A morphism of schemes $f:X\to S$ is said to be quasi-compact if for every OPEN quasi-compact subset $K \subset S$ the subset $f^{-1}(K) \subset X$ is also quasi-compact (and open, of course!). The morphism $f:X\to S$ is said to be universally closed if for every morphism $T\to S$ the resulting base-changed morphism $X_T \to T$ is closed. The title question (inspired by topology) is then:
Question 1: If $f:X\to S$ is universally closed, does it follow that $f$ is quasi-compact?
Here is a variant of this question, asking for a stronger conclusion :
Question 2: If $f:X\to S$ is universally closed, does it follow that for every quasi-compact subset $K\subset S$, open or not,
$f^{-1}(K)$ is quasi-compact ?
REMARK 1 The converse of Question 1 is false: any morphism between affine schemes is quasi-compact but is not universally closed in general.
REMARK 2 One might wonder whether $f$ proper implies $f$ quasi-compact. The answer is "yes" but for an irrelevant reason: proper is defined as separated, universally closed and of finite type. Since finite type already implies quasi-compact, proper obviously implies quasi-compact.
REMARK 3 In topology "proper" is (or should be !) defined as universally closed; equivalently, closed with quasi-compact fibres. Topologically proper implies that every quasi-compact subset (open or not) of the codomain has quasi-compact inverse image. The converse is not true in general, but it is for locally compact spaces.
REMARK 4 (edited).As BCnrd remarks in his comment below, it is not at all clear that the two questions are equivalent (I had stated they were in the previous version of this post, but I retract that claim ). Also, beware that in topology the notion of quasi-compact continuous map is so weak as to be essentially useless since decent topological spaces, the ones algebraic geometers never use 🙂 , have so few open quasi-compact subsets.
Best Answer
Yes, a universally closed morphism is quasi-compact. (I haven't yet checked whether the same approach answers question 2.)
Proof: Without loss of generality, we may assume that $S=\operatorname{Spec} A$ for some ring $A$, and that $f$ is surjective. Suppose that $f$ is not quasi-compact. We need to show that $f$ is not universally closed.
Write $X = \bigcup_{i \in I} X_i$ where the $X_i$ are affine open subschemes of $X$. Let $T=\operatorname{Spec} A[\{t_i:i \in I\}]$, where the $t_i$ are distinct indeterminates. Let $T_i=D(t_i) \subseteq T$. Let $Z$ be the closed set $(X \times_S T) - \bigcup_{i \in I} (X_i \times_S T_i)$. It suffices to prove that the image $f_T(Z)$ of $Z$ under $f_T \colon X \times_S T \to T$ is not closed.

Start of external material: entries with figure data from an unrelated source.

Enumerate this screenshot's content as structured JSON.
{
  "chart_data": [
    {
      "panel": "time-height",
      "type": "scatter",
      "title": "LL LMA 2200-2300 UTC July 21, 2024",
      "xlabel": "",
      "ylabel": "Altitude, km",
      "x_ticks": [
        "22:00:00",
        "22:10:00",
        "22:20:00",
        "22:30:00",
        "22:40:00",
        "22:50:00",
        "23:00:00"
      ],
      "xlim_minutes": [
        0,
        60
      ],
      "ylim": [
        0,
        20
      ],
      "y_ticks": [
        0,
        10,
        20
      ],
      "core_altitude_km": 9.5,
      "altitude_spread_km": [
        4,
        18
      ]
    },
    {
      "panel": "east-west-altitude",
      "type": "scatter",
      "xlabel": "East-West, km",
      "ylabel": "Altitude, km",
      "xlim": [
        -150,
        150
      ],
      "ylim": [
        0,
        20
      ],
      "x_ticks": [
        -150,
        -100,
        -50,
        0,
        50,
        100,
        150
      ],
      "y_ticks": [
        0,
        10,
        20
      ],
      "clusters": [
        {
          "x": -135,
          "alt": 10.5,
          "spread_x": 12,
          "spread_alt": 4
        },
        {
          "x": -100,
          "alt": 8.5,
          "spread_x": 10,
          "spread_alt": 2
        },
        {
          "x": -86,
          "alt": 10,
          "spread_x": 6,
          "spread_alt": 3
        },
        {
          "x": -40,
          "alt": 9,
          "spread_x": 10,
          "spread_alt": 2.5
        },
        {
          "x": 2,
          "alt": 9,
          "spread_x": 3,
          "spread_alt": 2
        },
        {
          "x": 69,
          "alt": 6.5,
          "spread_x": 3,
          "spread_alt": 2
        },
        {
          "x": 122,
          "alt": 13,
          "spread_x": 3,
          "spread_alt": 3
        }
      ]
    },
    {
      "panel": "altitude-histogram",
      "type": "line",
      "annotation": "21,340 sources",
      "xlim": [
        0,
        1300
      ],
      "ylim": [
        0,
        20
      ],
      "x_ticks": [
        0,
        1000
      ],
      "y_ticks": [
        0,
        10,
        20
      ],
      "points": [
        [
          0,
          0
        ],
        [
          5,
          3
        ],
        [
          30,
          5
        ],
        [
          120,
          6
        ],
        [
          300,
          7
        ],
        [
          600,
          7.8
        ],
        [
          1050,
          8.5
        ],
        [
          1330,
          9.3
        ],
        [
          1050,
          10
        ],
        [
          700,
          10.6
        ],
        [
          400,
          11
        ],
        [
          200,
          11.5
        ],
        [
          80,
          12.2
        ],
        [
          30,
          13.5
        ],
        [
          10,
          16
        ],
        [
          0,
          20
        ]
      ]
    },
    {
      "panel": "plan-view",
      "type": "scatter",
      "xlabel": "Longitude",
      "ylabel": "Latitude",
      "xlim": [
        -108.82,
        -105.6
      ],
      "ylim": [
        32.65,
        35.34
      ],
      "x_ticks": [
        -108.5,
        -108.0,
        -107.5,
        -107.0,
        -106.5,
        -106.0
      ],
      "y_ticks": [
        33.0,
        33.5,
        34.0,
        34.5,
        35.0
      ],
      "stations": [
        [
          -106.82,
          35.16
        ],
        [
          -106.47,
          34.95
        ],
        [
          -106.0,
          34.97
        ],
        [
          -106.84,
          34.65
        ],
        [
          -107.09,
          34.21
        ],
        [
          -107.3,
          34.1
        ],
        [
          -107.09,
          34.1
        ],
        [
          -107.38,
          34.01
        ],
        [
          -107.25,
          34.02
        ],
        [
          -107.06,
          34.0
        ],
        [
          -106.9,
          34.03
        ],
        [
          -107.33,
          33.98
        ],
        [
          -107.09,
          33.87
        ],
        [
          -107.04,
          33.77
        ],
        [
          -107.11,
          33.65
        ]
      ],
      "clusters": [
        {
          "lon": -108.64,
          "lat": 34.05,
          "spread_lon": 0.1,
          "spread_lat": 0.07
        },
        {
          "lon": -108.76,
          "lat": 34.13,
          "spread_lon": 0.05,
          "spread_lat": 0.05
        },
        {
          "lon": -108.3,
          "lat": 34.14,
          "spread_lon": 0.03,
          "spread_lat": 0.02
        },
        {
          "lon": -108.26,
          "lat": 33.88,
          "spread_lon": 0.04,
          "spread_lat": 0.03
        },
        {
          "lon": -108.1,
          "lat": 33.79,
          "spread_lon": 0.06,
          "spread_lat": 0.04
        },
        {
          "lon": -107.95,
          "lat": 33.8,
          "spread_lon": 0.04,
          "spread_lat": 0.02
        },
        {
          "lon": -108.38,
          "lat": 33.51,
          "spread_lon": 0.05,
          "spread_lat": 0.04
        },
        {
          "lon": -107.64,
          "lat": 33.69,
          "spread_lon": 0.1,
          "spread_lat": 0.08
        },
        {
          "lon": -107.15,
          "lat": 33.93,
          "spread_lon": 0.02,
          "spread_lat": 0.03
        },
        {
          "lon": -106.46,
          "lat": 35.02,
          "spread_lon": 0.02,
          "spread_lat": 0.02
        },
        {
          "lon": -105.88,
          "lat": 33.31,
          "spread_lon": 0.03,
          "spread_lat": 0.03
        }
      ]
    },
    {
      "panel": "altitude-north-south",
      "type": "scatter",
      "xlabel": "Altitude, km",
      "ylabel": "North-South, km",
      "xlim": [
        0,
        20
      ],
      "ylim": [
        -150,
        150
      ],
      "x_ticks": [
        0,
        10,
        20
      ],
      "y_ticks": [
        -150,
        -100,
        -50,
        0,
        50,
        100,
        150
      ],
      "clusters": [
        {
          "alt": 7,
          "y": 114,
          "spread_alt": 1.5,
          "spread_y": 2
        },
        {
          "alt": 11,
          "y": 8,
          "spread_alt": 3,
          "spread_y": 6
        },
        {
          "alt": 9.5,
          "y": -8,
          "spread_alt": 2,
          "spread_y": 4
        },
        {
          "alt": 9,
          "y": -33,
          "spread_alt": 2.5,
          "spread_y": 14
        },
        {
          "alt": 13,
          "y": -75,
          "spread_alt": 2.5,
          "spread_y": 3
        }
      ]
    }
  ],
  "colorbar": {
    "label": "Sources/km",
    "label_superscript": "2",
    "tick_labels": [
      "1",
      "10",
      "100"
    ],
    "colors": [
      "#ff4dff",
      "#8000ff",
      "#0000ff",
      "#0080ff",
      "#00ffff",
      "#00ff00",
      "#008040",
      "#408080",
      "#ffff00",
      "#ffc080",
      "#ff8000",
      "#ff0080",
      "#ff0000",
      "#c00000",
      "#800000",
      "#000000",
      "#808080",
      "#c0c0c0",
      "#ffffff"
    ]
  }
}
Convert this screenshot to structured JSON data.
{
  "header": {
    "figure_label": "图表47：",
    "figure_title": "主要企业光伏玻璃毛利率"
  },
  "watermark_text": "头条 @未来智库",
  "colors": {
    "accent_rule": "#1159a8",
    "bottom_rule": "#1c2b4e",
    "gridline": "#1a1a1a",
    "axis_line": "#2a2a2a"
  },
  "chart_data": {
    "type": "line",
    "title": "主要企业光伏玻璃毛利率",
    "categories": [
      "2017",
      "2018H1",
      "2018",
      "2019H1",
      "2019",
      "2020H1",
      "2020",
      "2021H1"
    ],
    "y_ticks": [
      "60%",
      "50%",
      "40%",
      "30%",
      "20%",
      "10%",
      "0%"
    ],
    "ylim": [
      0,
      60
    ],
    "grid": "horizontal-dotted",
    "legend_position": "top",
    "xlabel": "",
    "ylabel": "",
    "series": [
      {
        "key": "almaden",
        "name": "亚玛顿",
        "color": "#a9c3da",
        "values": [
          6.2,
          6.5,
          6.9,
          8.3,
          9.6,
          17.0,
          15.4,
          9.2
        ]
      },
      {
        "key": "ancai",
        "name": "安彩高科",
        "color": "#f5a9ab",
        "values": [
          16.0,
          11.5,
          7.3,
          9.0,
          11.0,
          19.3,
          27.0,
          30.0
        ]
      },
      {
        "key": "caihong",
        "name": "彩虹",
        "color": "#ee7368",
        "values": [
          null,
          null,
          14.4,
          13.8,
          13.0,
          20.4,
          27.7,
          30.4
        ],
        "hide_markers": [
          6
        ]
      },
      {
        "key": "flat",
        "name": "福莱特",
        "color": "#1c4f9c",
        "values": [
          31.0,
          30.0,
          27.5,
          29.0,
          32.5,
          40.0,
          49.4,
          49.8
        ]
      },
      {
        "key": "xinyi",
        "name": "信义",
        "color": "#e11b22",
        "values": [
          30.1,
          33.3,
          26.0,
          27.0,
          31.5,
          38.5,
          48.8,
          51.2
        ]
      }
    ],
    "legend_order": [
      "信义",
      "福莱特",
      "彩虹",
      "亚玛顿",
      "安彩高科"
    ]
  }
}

There exists a point $\mathfrak{p} \in \operatorname{Spec} A$ such that there is no neighborhood $U$ of $\mathfrak{p}$ in $S$ such that $X_U$ is quasi-compact, since otherwise we could cover $S$ with finitely many such $U$ and prove that $X$ itself was quasi-compact. Fix such $\mathfrak{p}$, and let $k$ be its residue field.
First we check that $f_T(Z_k) \ne T_k$. Let $\tau \in T(k)$ be the point such that $t_i(\tau)=1$ for all $i$. Then $\tau \in T_i$ for all $i$, and the fiber of $Z_k \to T_k$ above $\tau$ is isomorphic to $(X - \bigcup_{i \in I} X_i)_k$, which is empty. Thus $\tau \in T_k - f_T(Z_k)$.
If $f_T(Z)$ were closed in $T$, there would exist a polynomial $g \in A[\{t_i:i \in I\}]$ vanishing on $f_T(Z)$ but not at $\tau$. Since $g(\tau) \ne 0$, some coefficient of $g$ would have nonzero image in $k$, and hence be invertible on some neighborhood $U$ of $\mathfrak{p}$. Let $J$ be the finite set of $j \in I$ such that $t_j$ appears in $g$. Since $X_U$ is not quasi-compact, we may choose a point $x \in X - \bigcup_{j \in J} X_j$ lying above some $u \in U$. Since $g$ has a coefficient that is invertible on $U$, we can find a point $P \in T$ lying above $u$ such that $g(P) \ne 0$ and $t_i(P)=0$ for all $i \notin J$. Then $P \notin T_i$ for each $i \notin J$. A point $z$ of $X \times_S T$ mapping to $x \in X$ and to $P \in T$ then belongs to $Z$. But $g(f_T(z))=g(P) \ne 0$, so this contradicts the fact that $g$ vanishes on $f_T(Z)$.